I understand and that could be possible indeed. Still, this precise code
has been used for a few years now in prod at 10+ Gbps, so while that does
not mean it's exempt from any race condition or bug, we have not observed
this behaviour earlier. In fact, what I've not tested much was the small
ARM based machine which is just a convenient development system to try to
optimize network performance. Among the differences I see with usual
deployments is that the NIC doesn't support TSO, while I've been used to
enable splicing only where TSO was supported, because before your recent
optimizations, it was less performant than recv/send.

> You drain bytes from fd 0xe to pipe buffers, but I dont see you check
> write ability on destination socket prior the splice(pipe -> socket)

I don't, I only rely on EAGAIN to re-enable polling for write (otherwise
it becomes a real mess of epoll_ctl which sensibly hurts performance). I
only re-enable polling if FDs can't move anymore.

Before doing a splice(read), if any data are left pending in the pipe, I
first try a splice(write) to try to flush the pipe, then I perform the
splice(read) then try to flush the pipe again using a splice(write).
Then polling is enabled if we block on EAGAIN.

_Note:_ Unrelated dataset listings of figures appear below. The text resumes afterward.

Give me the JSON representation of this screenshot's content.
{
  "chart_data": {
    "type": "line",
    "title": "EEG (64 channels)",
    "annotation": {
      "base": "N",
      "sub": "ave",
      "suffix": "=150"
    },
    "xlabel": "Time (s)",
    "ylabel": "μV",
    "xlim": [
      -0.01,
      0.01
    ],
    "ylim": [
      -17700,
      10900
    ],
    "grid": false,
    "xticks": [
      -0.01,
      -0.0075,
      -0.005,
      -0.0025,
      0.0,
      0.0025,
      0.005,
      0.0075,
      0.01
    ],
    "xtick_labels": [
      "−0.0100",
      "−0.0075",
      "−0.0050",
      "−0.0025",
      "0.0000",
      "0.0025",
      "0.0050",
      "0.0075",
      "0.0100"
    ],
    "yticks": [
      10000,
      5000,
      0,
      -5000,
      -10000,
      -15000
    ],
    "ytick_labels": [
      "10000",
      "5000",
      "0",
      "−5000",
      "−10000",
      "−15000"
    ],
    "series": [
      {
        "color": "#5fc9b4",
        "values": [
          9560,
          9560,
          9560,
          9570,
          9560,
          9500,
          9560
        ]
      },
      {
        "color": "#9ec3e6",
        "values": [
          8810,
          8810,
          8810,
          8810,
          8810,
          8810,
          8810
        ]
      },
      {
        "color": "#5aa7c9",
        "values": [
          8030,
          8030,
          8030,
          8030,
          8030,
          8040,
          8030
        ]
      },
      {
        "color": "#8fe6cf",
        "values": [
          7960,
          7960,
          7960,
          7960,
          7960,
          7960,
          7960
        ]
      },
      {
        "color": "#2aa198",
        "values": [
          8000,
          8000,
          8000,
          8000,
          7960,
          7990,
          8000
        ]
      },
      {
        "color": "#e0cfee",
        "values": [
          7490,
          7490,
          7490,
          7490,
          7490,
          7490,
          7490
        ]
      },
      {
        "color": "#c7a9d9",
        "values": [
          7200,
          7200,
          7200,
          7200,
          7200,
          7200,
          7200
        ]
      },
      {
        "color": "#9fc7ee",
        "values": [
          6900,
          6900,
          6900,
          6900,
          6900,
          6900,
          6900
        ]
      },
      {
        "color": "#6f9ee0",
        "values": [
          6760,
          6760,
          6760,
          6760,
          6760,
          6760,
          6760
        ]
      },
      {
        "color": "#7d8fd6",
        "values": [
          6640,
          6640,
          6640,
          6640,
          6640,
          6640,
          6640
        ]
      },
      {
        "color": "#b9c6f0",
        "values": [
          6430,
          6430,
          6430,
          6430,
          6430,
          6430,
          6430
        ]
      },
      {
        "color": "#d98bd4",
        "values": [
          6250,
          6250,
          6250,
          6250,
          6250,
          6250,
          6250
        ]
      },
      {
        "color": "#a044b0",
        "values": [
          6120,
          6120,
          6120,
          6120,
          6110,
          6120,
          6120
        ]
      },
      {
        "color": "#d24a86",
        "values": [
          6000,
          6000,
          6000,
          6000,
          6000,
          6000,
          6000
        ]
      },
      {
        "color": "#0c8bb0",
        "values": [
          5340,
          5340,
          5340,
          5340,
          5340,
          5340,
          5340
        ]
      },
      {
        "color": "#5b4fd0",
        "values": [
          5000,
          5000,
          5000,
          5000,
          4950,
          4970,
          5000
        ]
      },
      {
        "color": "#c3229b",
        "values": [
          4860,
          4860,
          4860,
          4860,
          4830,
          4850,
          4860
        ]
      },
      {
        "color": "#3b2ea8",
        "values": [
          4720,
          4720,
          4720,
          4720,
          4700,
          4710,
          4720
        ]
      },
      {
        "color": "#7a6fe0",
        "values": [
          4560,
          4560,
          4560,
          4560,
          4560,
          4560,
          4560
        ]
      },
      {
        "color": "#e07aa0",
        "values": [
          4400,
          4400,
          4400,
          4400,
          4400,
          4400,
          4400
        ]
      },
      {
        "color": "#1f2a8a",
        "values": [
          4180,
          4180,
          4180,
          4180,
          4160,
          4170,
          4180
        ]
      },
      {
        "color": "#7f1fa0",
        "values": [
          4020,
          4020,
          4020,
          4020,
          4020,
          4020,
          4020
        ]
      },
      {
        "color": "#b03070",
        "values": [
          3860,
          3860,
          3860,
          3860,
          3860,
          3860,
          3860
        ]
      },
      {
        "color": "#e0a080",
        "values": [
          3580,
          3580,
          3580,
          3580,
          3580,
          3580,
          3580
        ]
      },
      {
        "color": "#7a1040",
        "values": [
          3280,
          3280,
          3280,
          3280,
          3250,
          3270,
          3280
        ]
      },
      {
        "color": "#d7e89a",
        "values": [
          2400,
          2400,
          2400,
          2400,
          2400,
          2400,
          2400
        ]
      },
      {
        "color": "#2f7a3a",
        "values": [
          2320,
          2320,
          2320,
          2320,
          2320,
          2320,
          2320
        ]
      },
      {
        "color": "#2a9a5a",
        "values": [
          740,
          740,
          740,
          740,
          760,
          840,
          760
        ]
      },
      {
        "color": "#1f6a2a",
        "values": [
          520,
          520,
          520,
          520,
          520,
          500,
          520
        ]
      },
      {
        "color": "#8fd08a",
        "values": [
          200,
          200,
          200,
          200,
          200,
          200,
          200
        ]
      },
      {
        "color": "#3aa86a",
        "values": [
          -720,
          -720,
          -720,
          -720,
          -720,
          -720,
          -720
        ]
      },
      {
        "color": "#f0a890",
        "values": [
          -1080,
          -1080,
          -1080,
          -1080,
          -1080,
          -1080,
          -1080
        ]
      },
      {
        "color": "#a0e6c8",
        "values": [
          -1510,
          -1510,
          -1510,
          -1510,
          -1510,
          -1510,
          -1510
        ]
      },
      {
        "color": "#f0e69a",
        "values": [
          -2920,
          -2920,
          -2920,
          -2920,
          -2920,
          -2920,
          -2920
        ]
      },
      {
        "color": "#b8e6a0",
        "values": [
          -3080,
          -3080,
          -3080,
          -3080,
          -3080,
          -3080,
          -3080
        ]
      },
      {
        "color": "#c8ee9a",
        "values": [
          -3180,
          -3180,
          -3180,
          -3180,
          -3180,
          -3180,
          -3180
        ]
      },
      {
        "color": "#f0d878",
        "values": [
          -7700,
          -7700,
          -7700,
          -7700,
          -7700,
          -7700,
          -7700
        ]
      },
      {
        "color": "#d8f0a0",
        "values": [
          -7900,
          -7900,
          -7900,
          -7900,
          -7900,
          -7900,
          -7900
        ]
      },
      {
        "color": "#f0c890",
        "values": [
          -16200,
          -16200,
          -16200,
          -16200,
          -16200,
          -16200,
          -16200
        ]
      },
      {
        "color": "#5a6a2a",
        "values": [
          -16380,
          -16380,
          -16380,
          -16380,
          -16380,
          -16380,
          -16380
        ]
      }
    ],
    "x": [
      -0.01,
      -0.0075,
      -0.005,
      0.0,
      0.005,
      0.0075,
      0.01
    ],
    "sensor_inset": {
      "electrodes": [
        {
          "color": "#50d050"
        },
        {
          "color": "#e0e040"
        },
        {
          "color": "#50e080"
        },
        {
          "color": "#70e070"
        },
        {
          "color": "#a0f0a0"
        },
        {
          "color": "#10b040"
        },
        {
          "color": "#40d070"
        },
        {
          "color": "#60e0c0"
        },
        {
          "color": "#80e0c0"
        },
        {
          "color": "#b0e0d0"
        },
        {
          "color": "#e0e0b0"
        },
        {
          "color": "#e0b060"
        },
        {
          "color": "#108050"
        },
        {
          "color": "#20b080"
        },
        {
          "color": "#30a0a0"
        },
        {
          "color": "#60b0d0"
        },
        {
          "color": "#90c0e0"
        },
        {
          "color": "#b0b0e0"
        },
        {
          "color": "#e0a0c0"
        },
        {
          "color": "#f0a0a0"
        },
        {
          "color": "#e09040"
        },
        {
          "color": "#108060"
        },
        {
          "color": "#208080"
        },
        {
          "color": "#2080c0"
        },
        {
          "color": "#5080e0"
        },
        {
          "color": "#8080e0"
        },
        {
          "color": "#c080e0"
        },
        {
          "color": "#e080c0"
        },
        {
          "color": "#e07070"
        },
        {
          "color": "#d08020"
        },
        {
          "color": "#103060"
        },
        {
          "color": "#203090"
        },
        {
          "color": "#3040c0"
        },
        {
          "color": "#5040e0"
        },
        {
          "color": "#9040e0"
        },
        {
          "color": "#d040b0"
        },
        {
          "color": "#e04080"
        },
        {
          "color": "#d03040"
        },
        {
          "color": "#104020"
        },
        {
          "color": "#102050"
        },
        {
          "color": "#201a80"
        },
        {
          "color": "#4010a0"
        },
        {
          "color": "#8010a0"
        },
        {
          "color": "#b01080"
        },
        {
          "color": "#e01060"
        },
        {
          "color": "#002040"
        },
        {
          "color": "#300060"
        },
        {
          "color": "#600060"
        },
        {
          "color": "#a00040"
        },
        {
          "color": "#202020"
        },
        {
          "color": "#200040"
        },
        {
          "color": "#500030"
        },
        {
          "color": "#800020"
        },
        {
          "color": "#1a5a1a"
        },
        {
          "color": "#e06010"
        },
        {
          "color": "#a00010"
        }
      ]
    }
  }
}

I could fix the issue here by reworking my first patch. I think I was
too much conservative, because if we leave do_tcp_sendpages() on OOM
with copied == 0, in my opinion we never push. My first attempt tried
to call tcp_push() only once but it seems like this is a wrong idea
because it doesn't allow new attempts if for example tcp_write_xmit()
cannot send upon first attempt.

After calling tcp_push() inconditionnally on OOM, I cannot reproduce
the issue at all, and the traffic reaches a steady 950 Mbps in each
direction.

I'm appending the patch, you'll know better than me if it's correct or
not.

Best regards,
Willy

---

>>From 39c3f73176118a274ec9dea9c22c83d97a7fbfe0 Mon Sep 17 00:00:00 2001
From: Willy Tarreau <w@1wt.eu>
Date: Thu, 17 May 2012 22:43:20 +0200
Subject: [PATCH] tcp: do_tcp_sendpages() must try to push data out on oom conditions

Since recent changes on TCP splicing (starting with commits 2f533844
and 35f9c09f), I started seeing massive stalls when forwarding traffic
between two sockets using splice() when pipe buffers were larger than
socket buffers.

Latest changes (net: netdev_alloc_skb() use build_skb()) made the
problem even more apparent.

The reason seems to be that if do_tcp_sendpages() fails on out of memory
condition without being able to send at least one byte, tcp_push() is not
called and the buffers cannot be flushed.

After applying the attached patch, I cannot reproduce the stalls at all
and the data rate it perfectly stable and steady under any condition
which previously caused the problem to be permanent.

The issue seems to have been there since before the kernel migrated to
git, which makes me think that the stalls I occasionally experienced
with tux during stress-tests years ago were probably related to the
same issue.

This issue was first encountered on 3.0.31 and 3.2.17, so please backport
to -stable.

Signed-off-by: Willy Tarreau <w@1wt.eu>
Cc: <stable@vger.kernel.org>
---
 net/ipv4/tcp.c |    3 +--
 1 files changed, 1 insertions(+), 2 deletions(-)

diff --git a/net/ipv4/tcp.c b/net/ipv4/tcp.c
index 63ddaee..231fe53 100644
--- a/net/ipv4/tcp.c
+++ b/net/ipv4/tcp.c
@@ -917,8 +917,7 @@ new_segment:
 wait_for_sndbuf:
 		set_bit(SOCK_NOSPACE, &sk->sk_socket->flags);
 wait_for_memory:
-		if (copied)
-			tcp_push(sk, flags & ~MSG_MORE, mss_now, TCP_NAGLE_PUSH);
+		tcp_push(sk, flags & ~MSG_MORE, mss_now, TCP_NAGLE_PUSH);
 
 		if ((err = sk_stream_wait_memory(sk, &timeo)) != 0)
 			goto do_error;
-- 
1.7.2.1.45.g54fbc